Metabolic dysregulation is integral to the development and pathogenesis of many age-related diseases, including type 2 diabetes and obesity. Several mitochondrially encoded peptides have previously been shown to be secreted from cells and to act as regulatory signals for metabolic homeostasis, including MOTS-c, SHLP2, and humanin. Novel modified analogs of a newly identified mitochondrially encoded peptide, CB5064, have been synthesized and evaluated for plasma stability, activity in a broad screen of G protein-coupled receptor (GPCR) target engagement, and for potential biological activity in diet-induced obese (DIO) mice. In vitro evaluation demonstrated that CB5064 analogs interact with and activate the apelin receptor (APJ/AGTRL1/APLNR). The observed EC50 values of several novel CB5064 analogs at the apelin receptor were in the low µM range, in some cases achieving maximum responses similar to the natural substrate, Apelin-13. In DIO mice, once daily administration of the same series of CB5064 analogs demonstrated a range of effects on metabolic regulation, including significant reduction in body weight, selective fat mass loss, and improved glucose tolerance. The apelin receptor is widely expressed in tissues and appears to play a critical role in energy metabolism, cardiovascular function, fluid homeostasis, angiogenesis, and in diabetic complications. These mitochondria-based peptide analogs therefore represent an entirely new class of molecules with agonist activity at the apelin receptor and potential for use as a source of novel therapeutics for type 2 diabetes, cardiovascular disease, and other age-related disorders.
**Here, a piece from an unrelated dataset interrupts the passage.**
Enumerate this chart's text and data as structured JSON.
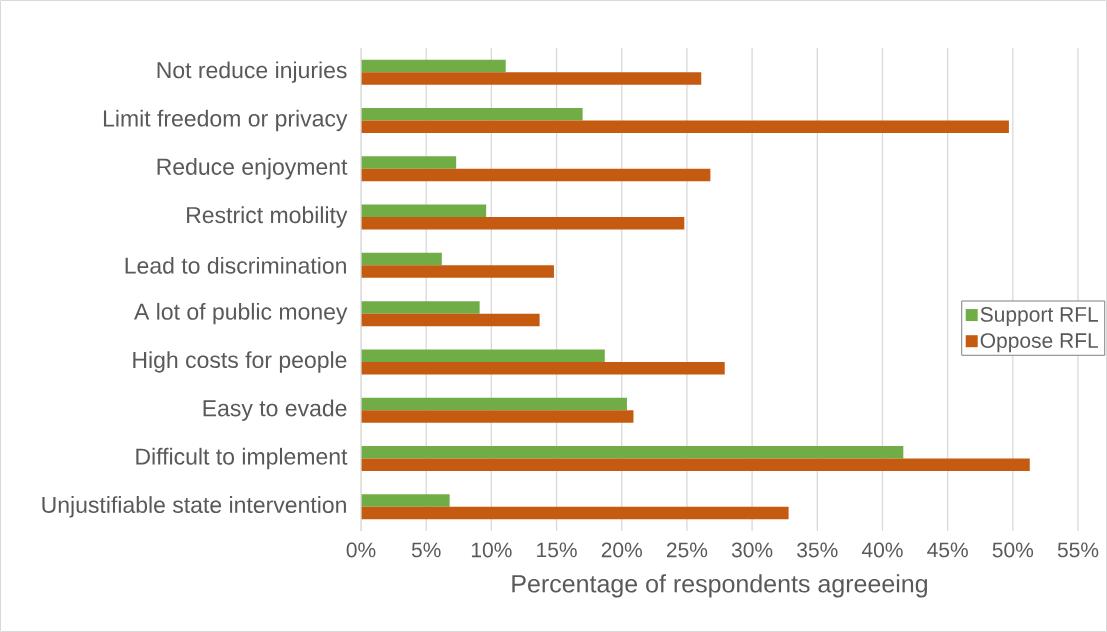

Additional evaluation of the therapeutic potential of these peptides is ongoing. Disclosure K. Grindstaff: Employee; Self; CohBar, Inc. E. Stenger: None. R. Shang: Other Relationship; Self; CohBar Inc. T. Yu: None. W.C. Luo: None. V.V. Kim: None. D. Perez-Tilve: Research Support; Self; CohBar, Inc., Novo Nordisk A/S. K.C. Cundy: Employee; Self; CohBar, Inc. Stock/Shareholder; Self; CohBar, Inc.